Volkan Konak'ın "Deprem beni ilgilendirmiyor" lafını edeceğine gerçekten inanıyor musunuz arkadaşlar? Ayıptır, günahtır!
Tüm Türkiye depremzedeler için seferber olmuş, sanatçılar bölgeye koşarken bu tür olaylarda duyarlılığını hepimizin bildiği Volkan Konak, "Deprem beni ilgilendirmiyor" diyecek ha? Hadi muhabir bunu yazdı getirdi, magazin müdürünün habere şüpheyle yaklaşması gerekmez mi? Hadi magazin müdürü de zokayı yuttu, ana gazeteye alan yazı işleri müdürleri, yayın yönetmen yardımcıları "Bu haberde sakatlık var, Volkan'ı arayın" demez mi?
...
Magazin basını adına bir başka utanılacak olay da geçen gece yaşanan sokak kavgası! Sevgilisi Deniz Uğur'la gezmeye çıkan yönetmen Orçun Benli, görüntülerini çeken muhabirlerle tartışıyor. Orçun Benli küfürler ediyor, bağırıp çağırıyor, gazetecilerin üzerine yürüyor. Peki bunun üzerine muhabirler ne yapıyor? Kameraları ve fotoğraf makinelerini bırakıp hep birlikte Onur Ünlü'nün üzerine yürüyorlar ve dövüyorlar.

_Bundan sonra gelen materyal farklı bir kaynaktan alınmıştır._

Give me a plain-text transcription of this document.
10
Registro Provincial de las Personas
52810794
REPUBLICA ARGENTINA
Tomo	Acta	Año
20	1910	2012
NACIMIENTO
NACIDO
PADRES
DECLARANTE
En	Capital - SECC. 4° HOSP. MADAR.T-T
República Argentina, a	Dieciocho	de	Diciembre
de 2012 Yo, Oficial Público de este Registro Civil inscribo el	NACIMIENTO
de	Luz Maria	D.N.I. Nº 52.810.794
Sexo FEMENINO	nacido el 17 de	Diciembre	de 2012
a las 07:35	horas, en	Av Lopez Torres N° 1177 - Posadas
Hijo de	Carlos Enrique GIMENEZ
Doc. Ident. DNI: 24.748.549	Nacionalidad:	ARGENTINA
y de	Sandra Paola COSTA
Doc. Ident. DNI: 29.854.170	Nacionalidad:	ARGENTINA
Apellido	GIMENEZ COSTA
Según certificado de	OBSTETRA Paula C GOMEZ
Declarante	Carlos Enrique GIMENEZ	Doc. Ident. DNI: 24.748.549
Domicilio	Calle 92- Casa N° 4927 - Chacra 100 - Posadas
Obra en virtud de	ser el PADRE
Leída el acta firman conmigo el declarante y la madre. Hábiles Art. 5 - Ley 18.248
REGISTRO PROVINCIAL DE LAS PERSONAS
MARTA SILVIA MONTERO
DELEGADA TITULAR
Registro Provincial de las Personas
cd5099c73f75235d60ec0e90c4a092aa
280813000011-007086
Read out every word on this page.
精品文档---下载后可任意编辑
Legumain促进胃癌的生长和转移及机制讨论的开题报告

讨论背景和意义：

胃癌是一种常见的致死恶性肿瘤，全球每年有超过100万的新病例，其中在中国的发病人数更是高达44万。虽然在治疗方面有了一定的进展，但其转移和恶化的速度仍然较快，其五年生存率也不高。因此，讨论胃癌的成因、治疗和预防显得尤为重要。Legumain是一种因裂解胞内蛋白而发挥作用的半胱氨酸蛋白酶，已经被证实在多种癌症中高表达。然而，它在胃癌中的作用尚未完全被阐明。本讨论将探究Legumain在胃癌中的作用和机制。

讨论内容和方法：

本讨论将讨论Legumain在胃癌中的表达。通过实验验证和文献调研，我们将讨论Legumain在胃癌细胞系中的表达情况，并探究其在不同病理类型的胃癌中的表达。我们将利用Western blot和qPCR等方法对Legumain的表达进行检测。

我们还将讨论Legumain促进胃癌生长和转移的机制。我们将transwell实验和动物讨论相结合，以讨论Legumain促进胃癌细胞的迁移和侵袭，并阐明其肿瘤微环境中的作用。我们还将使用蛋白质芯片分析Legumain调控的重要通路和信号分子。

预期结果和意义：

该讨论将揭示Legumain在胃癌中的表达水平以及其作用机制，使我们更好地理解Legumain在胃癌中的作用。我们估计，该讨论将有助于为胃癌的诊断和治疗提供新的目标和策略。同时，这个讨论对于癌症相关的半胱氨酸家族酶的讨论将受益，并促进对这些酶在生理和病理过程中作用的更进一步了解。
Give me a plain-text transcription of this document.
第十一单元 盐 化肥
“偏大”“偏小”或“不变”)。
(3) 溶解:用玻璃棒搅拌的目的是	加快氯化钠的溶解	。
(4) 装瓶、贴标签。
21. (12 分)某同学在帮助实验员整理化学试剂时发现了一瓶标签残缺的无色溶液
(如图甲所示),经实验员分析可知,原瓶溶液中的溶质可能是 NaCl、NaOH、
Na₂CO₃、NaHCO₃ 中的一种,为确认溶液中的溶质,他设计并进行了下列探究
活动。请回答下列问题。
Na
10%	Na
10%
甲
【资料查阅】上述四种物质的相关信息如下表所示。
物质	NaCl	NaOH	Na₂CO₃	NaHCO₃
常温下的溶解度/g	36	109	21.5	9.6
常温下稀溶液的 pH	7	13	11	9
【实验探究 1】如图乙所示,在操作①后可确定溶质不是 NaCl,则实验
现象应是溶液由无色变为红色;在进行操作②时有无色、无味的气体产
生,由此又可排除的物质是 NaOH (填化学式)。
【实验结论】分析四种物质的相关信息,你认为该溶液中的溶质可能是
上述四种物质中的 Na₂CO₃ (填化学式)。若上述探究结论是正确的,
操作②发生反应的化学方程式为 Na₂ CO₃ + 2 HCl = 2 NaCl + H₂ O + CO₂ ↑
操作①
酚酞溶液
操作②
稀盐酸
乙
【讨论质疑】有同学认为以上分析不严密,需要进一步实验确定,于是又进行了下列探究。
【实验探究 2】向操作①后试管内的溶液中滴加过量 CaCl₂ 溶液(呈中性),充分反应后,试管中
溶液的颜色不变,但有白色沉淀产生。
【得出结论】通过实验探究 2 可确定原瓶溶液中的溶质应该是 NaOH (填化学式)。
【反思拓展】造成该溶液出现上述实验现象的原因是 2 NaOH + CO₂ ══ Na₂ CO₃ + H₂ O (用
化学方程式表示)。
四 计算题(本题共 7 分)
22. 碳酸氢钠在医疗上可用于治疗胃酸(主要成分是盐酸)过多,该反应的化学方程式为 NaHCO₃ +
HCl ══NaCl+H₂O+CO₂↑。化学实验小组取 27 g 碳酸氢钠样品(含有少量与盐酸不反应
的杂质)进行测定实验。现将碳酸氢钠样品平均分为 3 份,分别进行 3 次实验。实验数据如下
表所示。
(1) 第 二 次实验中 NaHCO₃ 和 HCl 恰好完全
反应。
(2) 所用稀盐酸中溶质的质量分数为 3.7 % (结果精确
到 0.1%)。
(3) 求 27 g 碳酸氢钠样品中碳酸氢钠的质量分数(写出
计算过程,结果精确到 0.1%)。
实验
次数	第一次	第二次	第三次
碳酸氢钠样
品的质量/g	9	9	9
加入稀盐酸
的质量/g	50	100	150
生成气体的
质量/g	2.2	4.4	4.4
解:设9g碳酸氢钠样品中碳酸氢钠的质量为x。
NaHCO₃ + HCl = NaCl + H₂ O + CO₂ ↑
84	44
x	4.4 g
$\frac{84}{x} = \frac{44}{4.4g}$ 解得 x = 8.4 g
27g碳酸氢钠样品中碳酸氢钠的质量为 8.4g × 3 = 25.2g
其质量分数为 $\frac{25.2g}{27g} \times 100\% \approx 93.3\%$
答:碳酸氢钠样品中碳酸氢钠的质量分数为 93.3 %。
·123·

Kardeşim magazin muhabiri misiniz, kabadayı mı? Gazetecinin haber kaynağıyla yumruk yumruğa kavga ettiği nerede görülmüş? Parlamento muhabirleri milletvekilleriyle yumruklaşıyor mu? Ekonomi muhabirleri işadamlarıyla sokak ortasında dövüşüyor mu? Spor muhabirleri futbolcularla yumruklaşıyor mu?
...
Sanatçıların da hepimizi aynı kefeye koymaması tek dileğimiz..."
Semercioğlu'nun bu dileğine katılmamak mümkün mü?..
Şimdi gelelim bu konuya neden değindiğimize...
Şöyle bir gözümüzün önüne getirmeye çalışalım. Magazin basını, ister reklam ajansı olsun ister PR ajansı, iletişim dünyasında hizmet veren hangi kurum ve/veya kişinin sosyal paydaşıdır? Hem de çok etkili paydaşı...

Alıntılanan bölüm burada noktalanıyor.